Poplavsky’s daily budget was seven francs, three of which he gave to his friend. Dostoevsky was to Poplavsky what Rockefeller is to me. (poet Vladislav Khodasevich)
Outwardly, Boris Poplavsky’s career was flourishing. His poetry and prose regularly appeared in the émigré press — the first few chapters of his novel Apollon Bezobrazov were printed in an émigré magazine. Flags, his first poetry collection, was a major event. But his personal and private life was on the brink of catastrophe. Poplavsky drove himself to nervous breakdowns with fanatical prayer vigils, binge-drinking, and fights; he would fall madly in love and scold himself fervently for the weakness of body and spirit. Like most Russian emigrants, Poplavsky sought an outlet for his anguish over Russia:
...if Russia does go past individuality and freedom (that is, past Christianity with God, or without God), we will never return to Russia, and eternal love will then be in eternal conflict with Russia...
One young man, determined to commit suicide, decided out of cowardice to take his associate with him — which happened to be Boris Poplavsky. He died of a drug overdose at his creative peak at the age of thirty-two.
Together with him went silent that last wave of music which, out of all his contemporaries, he alone would hear.

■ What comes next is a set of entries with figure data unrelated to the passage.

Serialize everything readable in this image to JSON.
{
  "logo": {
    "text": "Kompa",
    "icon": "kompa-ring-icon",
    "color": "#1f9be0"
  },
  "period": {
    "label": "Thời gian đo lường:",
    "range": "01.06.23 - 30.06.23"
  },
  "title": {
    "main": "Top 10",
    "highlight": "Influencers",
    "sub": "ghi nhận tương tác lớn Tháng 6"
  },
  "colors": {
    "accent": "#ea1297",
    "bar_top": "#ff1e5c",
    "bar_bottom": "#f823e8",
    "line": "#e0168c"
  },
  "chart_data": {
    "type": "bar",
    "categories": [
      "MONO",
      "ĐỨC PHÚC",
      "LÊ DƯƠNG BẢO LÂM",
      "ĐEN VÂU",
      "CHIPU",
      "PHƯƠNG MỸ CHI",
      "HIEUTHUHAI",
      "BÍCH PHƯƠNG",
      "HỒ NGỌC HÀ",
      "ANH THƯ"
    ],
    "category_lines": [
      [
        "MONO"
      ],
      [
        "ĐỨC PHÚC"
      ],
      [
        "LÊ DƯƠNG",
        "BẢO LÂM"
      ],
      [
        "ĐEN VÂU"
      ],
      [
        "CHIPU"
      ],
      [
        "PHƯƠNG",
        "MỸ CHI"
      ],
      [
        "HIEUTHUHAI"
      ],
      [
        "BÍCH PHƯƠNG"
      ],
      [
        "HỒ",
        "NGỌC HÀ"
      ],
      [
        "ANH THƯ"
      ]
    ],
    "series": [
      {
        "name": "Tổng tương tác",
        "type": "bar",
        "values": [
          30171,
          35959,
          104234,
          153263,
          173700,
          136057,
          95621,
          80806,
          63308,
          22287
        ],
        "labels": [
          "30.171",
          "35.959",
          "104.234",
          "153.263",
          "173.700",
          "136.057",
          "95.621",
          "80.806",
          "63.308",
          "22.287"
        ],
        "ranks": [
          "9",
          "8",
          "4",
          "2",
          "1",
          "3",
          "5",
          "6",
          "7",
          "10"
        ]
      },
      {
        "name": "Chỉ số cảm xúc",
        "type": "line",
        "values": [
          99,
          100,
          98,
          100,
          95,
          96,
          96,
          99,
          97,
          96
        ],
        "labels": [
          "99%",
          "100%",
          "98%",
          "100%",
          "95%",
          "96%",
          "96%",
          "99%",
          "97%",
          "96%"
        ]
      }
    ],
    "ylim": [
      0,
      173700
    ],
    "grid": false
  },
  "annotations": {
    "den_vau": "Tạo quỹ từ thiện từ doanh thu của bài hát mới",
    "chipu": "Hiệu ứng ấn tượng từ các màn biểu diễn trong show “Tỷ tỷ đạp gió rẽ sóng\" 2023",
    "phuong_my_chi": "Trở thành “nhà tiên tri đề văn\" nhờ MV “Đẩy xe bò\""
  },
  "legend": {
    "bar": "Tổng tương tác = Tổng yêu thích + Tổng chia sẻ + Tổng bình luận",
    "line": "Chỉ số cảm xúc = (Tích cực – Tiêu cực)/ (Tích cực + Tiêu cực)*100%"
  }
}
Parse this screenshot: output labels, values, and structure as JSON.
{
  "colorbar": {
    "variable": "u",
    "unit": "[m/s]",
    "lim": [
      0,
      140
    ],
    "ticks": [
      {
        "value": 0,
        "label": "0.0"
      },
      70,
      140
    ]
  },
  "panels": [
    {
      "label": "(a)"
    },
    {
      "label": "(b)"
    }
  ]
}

And within the literary arguments, which he would often become caught up in, would typically be hidden a singular inextinguishable misunderstanding which would separate him from his conversational companions: he spoke about poetry, while they went on about how to write poems. (writer Gaito Gazdanov)
On a summer day over the white pavement
Japanese lanterns were hanging.
The trumpet voice mumbled over the boulevards,
on big poles the flags were dreaming.
It seemed to them that somewhere the sea was close,
and along them a wave of heat was running,
the air slept, not seeing dreams as Lethe.
Pity of the flags overshadowed us.
The boat’s frame appeared to them
Black smoke that tenderly flew away,
and a prayer over the boundless wave
of the ship’s music on Christmas Eve.
The quick flight on the mast in the ocean,
the noise of salutes, the cry of black sailors,
and the enormous lowering down over anchors
in the hour of the fall of the body in mourning clothes.
First the flag glistens over the horizon
and cheerfully whirls to the flashes of cannons
and last of all sinks among the debris
and still with a wing beats about the water.
Like the soul, which leaves the body,
like my love for You. Answer me!
How many times did you wish on a summer’s day
to wrap yourself up in a flag and die.